Pero está claro, también, que la proporción de estos electores sólo explica una
parte del error, y no la más importante. ¿A qué se debió la otra?
Por
otra parte, la hipótesis de un error muestral no se sostiene. Por una parte,
varias de las encuestas de salida estuvieron mucho más cerca de los resultados finales,
y las muestras para definir las secciones (casillas) a seguir, se realizaron
con el mismo método con el que se hicieron las encuestas de seguimiento. Por la
otra, es poco creíble, por pura lógica, un error muestral que conlleva a sesgos
similares –sobrestimación del PRI, subestimación del PRD- en muchas empresas
encuestadoras diferentes. En cualquier caso, la influencia del error muestral
es menor, no generalizada y similar al pequeño sesgo que también se vio en
algunas encuestas de salida.
La
misma diferencia entre encuestas pre-electorales (erradas) y encuestas de
salida (acertadas) nos hace pensar que el problema tampoco está principalmente
en la tasa de rechazo. Si de manera sistemática una proporción mayor de
votantes por AMLO rechazara las encuestas, eso se hubiera reflejado también en
las de salida.
Esto
nos lleva, necesariamente, varios lustros de regreso, a preguntarnos si en las
encuestas electorales no basta con la información levantada, sino que hay que
hacer una depuración para distinguir el votante posible del votante probable.

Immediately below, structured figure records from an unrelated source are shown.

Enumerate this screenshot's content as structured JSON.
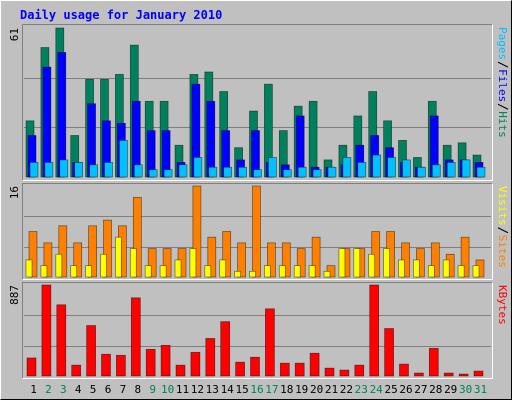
{
  "chart_data": [
    {
      "type": "bar",
      "title": "Daily usage for January 2010",
      "categories": [
        "1",
        "2",
        "3",
        "4",
        "5",
        "6",
        "7",
        "8",
        "9",
        "10",
        "11",
        "12",
        "13",
        "14",
        "15",
        "16",
        "17",
        "18",
        "19",
        "20",
        "21",
        "22",
        "23",
        "24",
        "25",
        "26",
        "27",
        "28",
        "29",
        "30",
        "31"
      ],
      "category_colors": [
        "#000000",
        "#00805c",
        "#00805c",
        "#000000",
        "#000000",
        "#000000",
        "#000000",
        "#000000",
        "#00805c",
        "#00805c",
        "#000000",
        "#000000",
        "#000000",
        "#000000",
        "#000000",
        "#00805c",
        "#00805c",
        "#000000",
        "#000000",
        "#000000",
        "#000000",
        "#000000",
        "#00805c",
        "#00805c",
        "#000000",
        "#000000",
        "#000000",
        "#000000",
        "#000000",
        "#00805c",
        "#00805c"
      ],
      "ylim": [
        0,
        61
      ],
      "yticks": [
        61
      ],
      "series": [
        {
          "name": "Hits",
          "color": "#00805c",
          "values": [
            23,
            53,
            61,
            17,
            40,
            40,
            42,
            54,
            31,
            31,
            13,
            42,
            43,
            35,
            12,
            27,
            38,
            19,
            29,
            31,
            7,
            13,
            25,
            35,
            23,
            15,
            8,
            31,
            13,
            14,
            9
          ]
        },
        {
          "name": "Files",
          "color": "#0000ff",
          "values": [
            17,
            45,
            51,
            6,
            30,
            23,
            22,
            31,
            19,
            19,
            6,
            38,
            31,
            19,
            7,
            19,
            6,
            5,
            25,
            4,
            4,
            5,
            13,
            17,
            12,
            6,
            4,
            25,
            7,
            7,
            6
          ]
        },
        {
          "name": "Pages",
          "color": "#00c0ff",
          "values": [
            6,
            6,
            7,
            6,
            5,
            6,
            15,
            5,
            3,
            3,
            5,
            8,
            4,
            4,
            4,
            3,
            8,
            3,
            4,
            3,
            4,
            8,
            6,
            9,
            8,
            7,
            4,
            5,
            6,
            7,
            4
          ]
        }
      ]
    },
    {
      "type": "bar",
      "ylim": [
        0,
        16
      ],
      "yticks": [
        16
      ],
      "series": [
        {
          "name": "Sites",
          "color": "#ff8000",
          "values": [
            8,
            6,
            9,
            6,
            9,
            10,
            9,
            14,
            5,
            5,
            5,
            16,
            7,
            8,
            6,
            16,
            6,
            6,
            5,
            7,
            2,
            5,
            5,
            8,
            8,
            6,
            5,
            6,
            4,
            7,
            3
          ]
        },
        {
          "name": "Visits",
          "color": "#ffff00",
          "values": [
            3,
            2,
            4,
            2,
            2,
            4,
            7,
            5,
            2,
            2,
            3,
            5,
            2,
            3,
            1,
            1,
            2,
            2,
            2,
            2,
            1,
            5,
            5,
            4,
            5,
            3,
            3,
            2,
            3,
            2,
            2
          ]
        }
      ]
    },
    {
      "type": "bar",
      "ylim": [
        0,
        887
      ],
      "yticks": [
        887
      ],
      "series": [
        {
          "name": "KBytes",
          "color": "#ff0000",
          "values": [
            176,
            887,
            694,
            106,
            492,
            212,
            202,
            762,
            260,
            299,
            106,
            231,
            366,
            530,
            135,
            183,
            655,
            125,
            125,
            222,
            77,
            58,
            106,
            887,
            463,
            116,
            29,
            270,
            29,
            19,
            48
          ]
        }
      ]
    }
  ]
}
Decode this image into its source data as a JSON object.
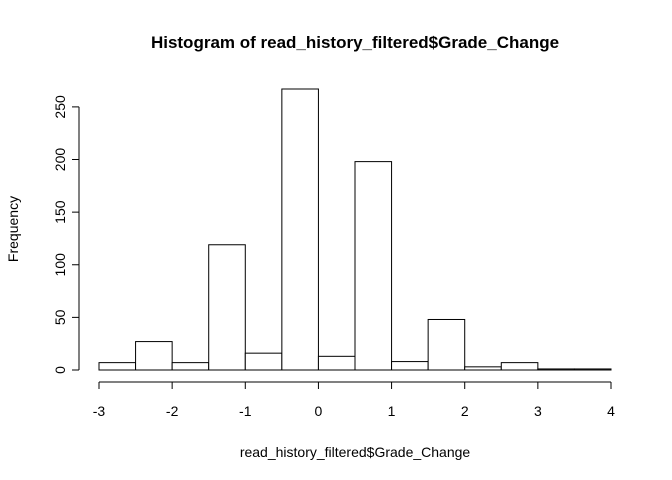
{
  "chart_data": {
    "type": "bar",
    "title": "Histogram of read_history_filtered$Grade_Change",
    "xlabel": "read_history_filtered$Grade_Change",
    "ylabel": "Frequency",
    "bin_edges": [
      -3,
      -2.5,
      -2,
      -1.5,
      -1,
      -0.5,
      0,
      0.5,
      1,
      1.5,
      2,
      2.5,
      3,
      3.5,
      4
    ],
    "values": [
      7,
      27,
      7,
      119,
      16,
      267,
      13,
      198,
      8,
      48,
      3,
      7,
      1,
      1
    ],
    "xlim": [
      -3,
      4
    ],
    "ylim": [
      0,
      267
    ],
    "x_ticks": [
      -3,
      -2,
      -1,
      0,
      1,
      2,
      3,
      4
    ],
    "y_ticks": [
      0,
      50,
      100,
      150,
      200,
      250
    ],
    "grid": false
  }
}
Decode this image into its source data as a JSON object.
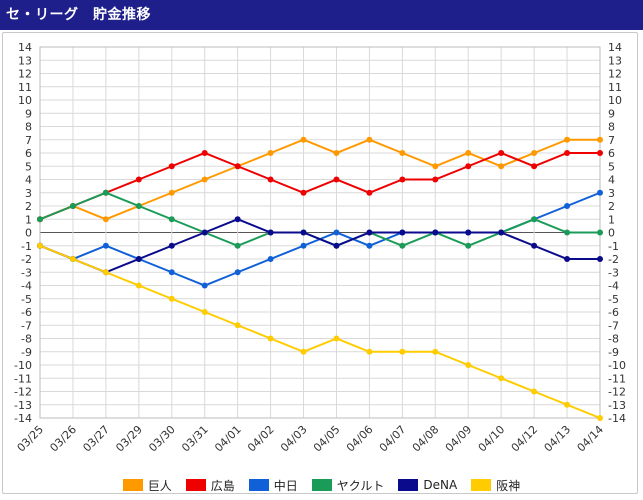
{
  "header": {
    "title": "セ・リーグ　貯金推移"
  },
  "chart_data": {
    "type": "line",
    "title": "セ・リーグ　貯金推移",
    "categories": [
      "03/25",
      "03/26",
      "03/27",
      "03/29",
      "03/30",
      "03/31",
      "04/01",
      "04/02",
      "04/03",
      "04/05",
      "04/06",
      "04/07",
      "04/08",
      "04/09",
      "04/10",
      "04/12",
      "04/13",
      "04/14"
    ],
    "ylim": [
      -14,
      14
    ],
    "yticks": [
      14,
      13,
      12,
      11,
      10,
      9,
      8,
      7,
      6,
      5,
      4,
      3,
      2,
      1,
      0,
      -1,
      -2,
      -3,
      -4,
      -5,
      -6,
      -7,
      -8,
      -9,
      -10,
      -11,
      -12,
      -13,
      -14
    ],
    "grid": true,
    "legend_position": "bottom",
    "series": [
      {
        "name": "巨人",
        "color": "#ff9900",
        "values": [
          1,
          2,
          1,
          2,
          3,
          4,
          5,
          6,
          7,
          6,
          7,
          6,
          5,
          6,
          5,
          6,
          7,
          7
        ]
      },
      {
        "name": "広島",
        "color": "#ee0000",
        "values": [
          1,
          2,
          3,
          4,
          5,
          6,
          5,
          4,
          3,
          4,
          3,
          4,
          4,
          5,
          6,
          5,
          6,
          6
        ]
      },
      {
        "name": "中日",
        "color": "#1060d8",
        "values": [
          -1,
          -2,
          -1,
          -2,
          -3,
          -4,
          -3,
          -2,
          -1,
          0,
          -1,
          0,
          0,
          0,
          0,
          1,
          2,
          3
        ]
      },
      {
        "name": "ヤクルト",
        "color": "#1a9c58",
        "values": [
          1,
          2,
          3,
          2,
          1,
          0,
          -1,
          0,
          0,
          -1,
          0,
          -1,
          0,
          -1,
          0,
          1,
          0,
          0
        ]
      },
      {
        "name": "DeNA",
        "color": "#0a0a8c",
        "values": [
          -1,
          -2,
          -3,
          -2,
          -1,
          0,
          1,
          0,
          0,
          -1,
          0,
          0,
          0,
          0,
          0,
          -1,
          -2,
          -2
        ]
      },
      {
        "name": "阪神",
        "color": "#ffcc00",
        "values": [
          -1,
          -2,
          -3,
          -4,
          -5,
          -6,
          -7,
          -8,
          -9,
          -8,
          -9,
          -9,
          -9,
          -10,
          -11,
          -12,
          -13,
          -14
        ]
      }
    ]
  }
}
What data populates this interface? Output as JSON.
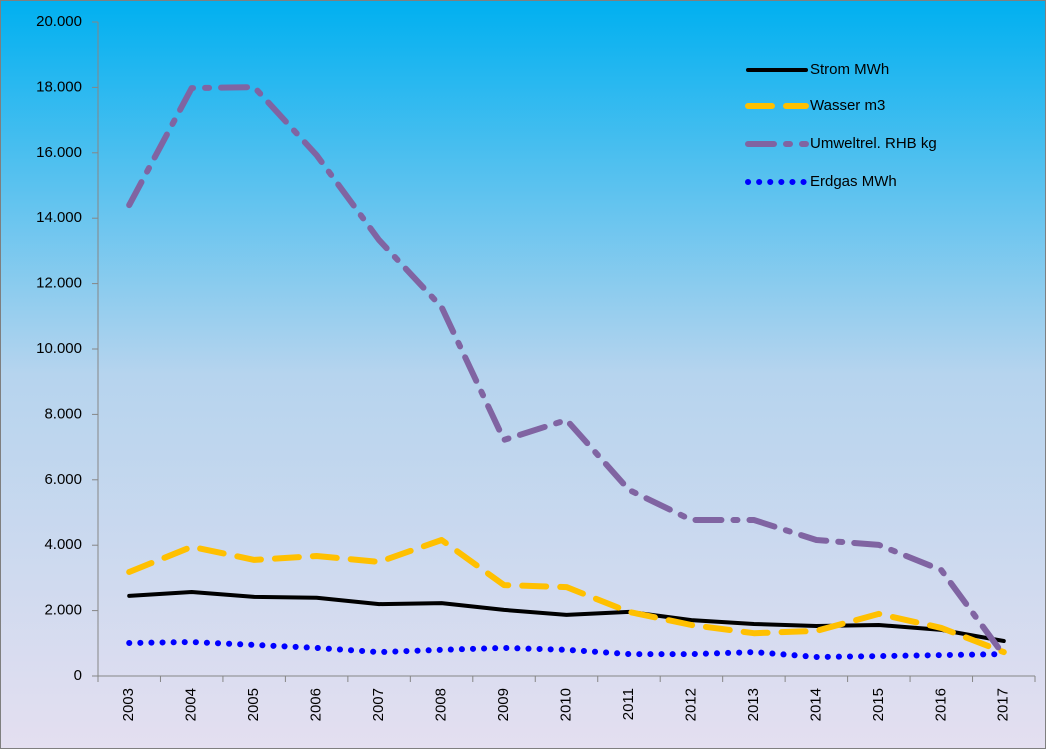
{
  "chart_data": {
    "type": "line",
    "categories": [
      "2003",
      "2004",
      "2005",
      "2006",
      "2007",
      "2008",
      "2009",
      "2010",
      "2011",
      "2012",
      "2013",
      "2014",
      "2015",
      "2016",
      "2017"
    ],
    "series": [
      {
        "name": "Strom MWh",
        "color": "#000000",
        "style": "solid",
        "values": [
          2450,
          2570,
          2420,
          2390,
          2200,
          2230,
          2020,
          1870,
          1960,
          1710,
          1590,
          1530,
          1560,
          1410,
          1070
        ]
      },
      {
        "name": "Wasser m3",
        "color": "#ffc000",
        "style": "dashed",
        "values": [
          3180,
          3950,
          3550,
          3670,
          3490,
          4160,
          2780,
          2720,
          1960,
          1560,
          1310,
          1380,
          1900,
          1470,
          730
        ]
      },
      {
        "name": "Umweltrel. RHB kg",
        "color": "#8064a2",
        "style": "dashdot",
        "values": [
          14400,
          17980,
          18010,
          15930,
          13330,
          11280,
          7220,
          7830,
          5690,
          4770,
          4770,
          4160,
          4010,
          3240,
          640
        ]
      },
      {
        "name": "Erdgas MWh",
        "color": "#0000ff",
        "style": "dotted",
        "values": [
          1010,
          1040,
          950,
          860,
          730,
          800,
          860,
          800,
          670,
          670,
          730,
          580,
          610,
          640,
          670
        ]
      }
    ],
    "ylim": [
      0,
      20000
    ],
    "yticks": [
      0,
      {
        "value": 2000,
        "label": "2.000"
      },
      {
        "value": 4000,
        "label": "4.000"
      },
      {
        "value": 6000,
        "label": "6.000"
      },
      {
        "value": 8000,
        "label": "8.000"
      },
      {
        "value": 10000,
        "label": "10.000"
      },
      {
        "value": 12000,
        "label": "12.000"
      },
      {
        "value": 14000,
        "label": "14.000"
      },
      {
        "value": 16000,
        "label": "16.000"
      },
      {
        "value": 18000,
        "label": "18.000"
      },
      {
        "value": 20000,
        "label": "20.000"
      }
    ],
    "legend": "top-right"
  }
}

Lo anterior implica no solamente hacer un análisis del comportamiento de los
“indecisos”, sino también de quienes afirman haberse decidido por algún
partido.
Según
las autoridades electorales, 62 por ciento de los ciudadanos en el padrón
asistió a las urnas el 1º de julio. Es seguro que el porcentaje de
participación real es ligeramente mayor, debido a que en el padrón, aunque
menos que antes, subsisten personas fallecidas o emigradas. Aún así, el
abstencionismo es muy superior al medido por las encuestas.
Así
que una de dos: o los “indecisos” son casi totalmente abstencionistas, o una
parte de quienes afirman inclinarse por algún candidato, al final terminarán
absteniéndose. O las dos cosas.
Ejercicios
realizados en procesos electorales anteriores indican que, efectivamente, la gran
mayoría de los indecisos termina absteniéndose; que, quienes sí votan, lo hacen
por partidos menores en proporción muy superior a la media y tendencialmente lo
hacen un poco menos por quien va adelante en las preferencias.
La
pregunta es: ¿se comportaron esta vez de manera diferente los indecisos? Si es así, ¿por qué? Por lo pronto, el único
dato que parecería sostener esa hipótesis fue la pérdida de la enorme ventaja
que tenía Peña Nieto entre los jóvenes y que casi se desvaneció el día de la
elección. Todos los demás apuntan a un comportamiento tradicional de los
indecisos.
¿Entonces?
Adelanto una hipótesis. Una parte de los entrevistados, que finalmente no fue a
votar, se decantó en las encuestas preelectorales por quien percibía iba
adelante en las preferencias.
Esto
explicaría, por ejemplo, no sólo por qué Peña Nieto resultó sobrestimado en las
encuestas preelectorales nacionales, sino también por qué lo mismo resultó con Miguel
Ángel Mancera e incluso con Andrés Manuel López Obrador, medido exclusivamente
en el Distrito Federal. (Vamos, si AMLO estaba sobrestimado en el DF,
evidentemente estaba muy subestimado fuera de la ciudad de México).
Diferentes
ejercicios demuestran que la mayor parte de los ciudadanos encuentra que la
mayoría de los familiares, vecinos y amigos votan por el mismo partido que
ellos. Esto implica la creación de conglomerados (si quieren podemos hablar de clusters sociales), en los que domina
una percepción… que no en todos los casos coincide con la realidad. El
ciudadano que dice que votará y después no vota, en realidad lo que hace al
responder es afirmar su pertenencia al cluster
social de sus familiares, amigos y conocidos. En esas circunstancias, el DF
resulta más perredista y el resto del país, más priista.
Surgirá
de inmediato la pregunta. ¿A poco es un fenómeno nuevo? ¿Por qué no tuvo efectos
en 2000 y 2006? La respuesta, creo yo, es clara: en 2000 y 2006 no se había
generado una percepción tan amplia sobre quién resultaría ganador de la
elección. De esa forma, la distribución de preferencias de los votantes
potenciales que a final de cuentas se abstuvieron, se asemejó mucho más a la
distribución final del voto.
En
fin, son muchos los temas, que tendrán que ser analizados y discutidos por los
expertos dentro de un clima de suspicacia que no va a ser fácil desterrar, al
menos en el corto plazo. Es importante que salgan conclusiones, porque existe
el riesgo para el gremio encuestador de que se quieran utilizar las fallas de
este proceso –y, como siempre, no se ven los aciertos- para limitar legalmente
la actividad de las empresas de opinión pública. Ya ven que en México se suele
regular lo que no se entiende.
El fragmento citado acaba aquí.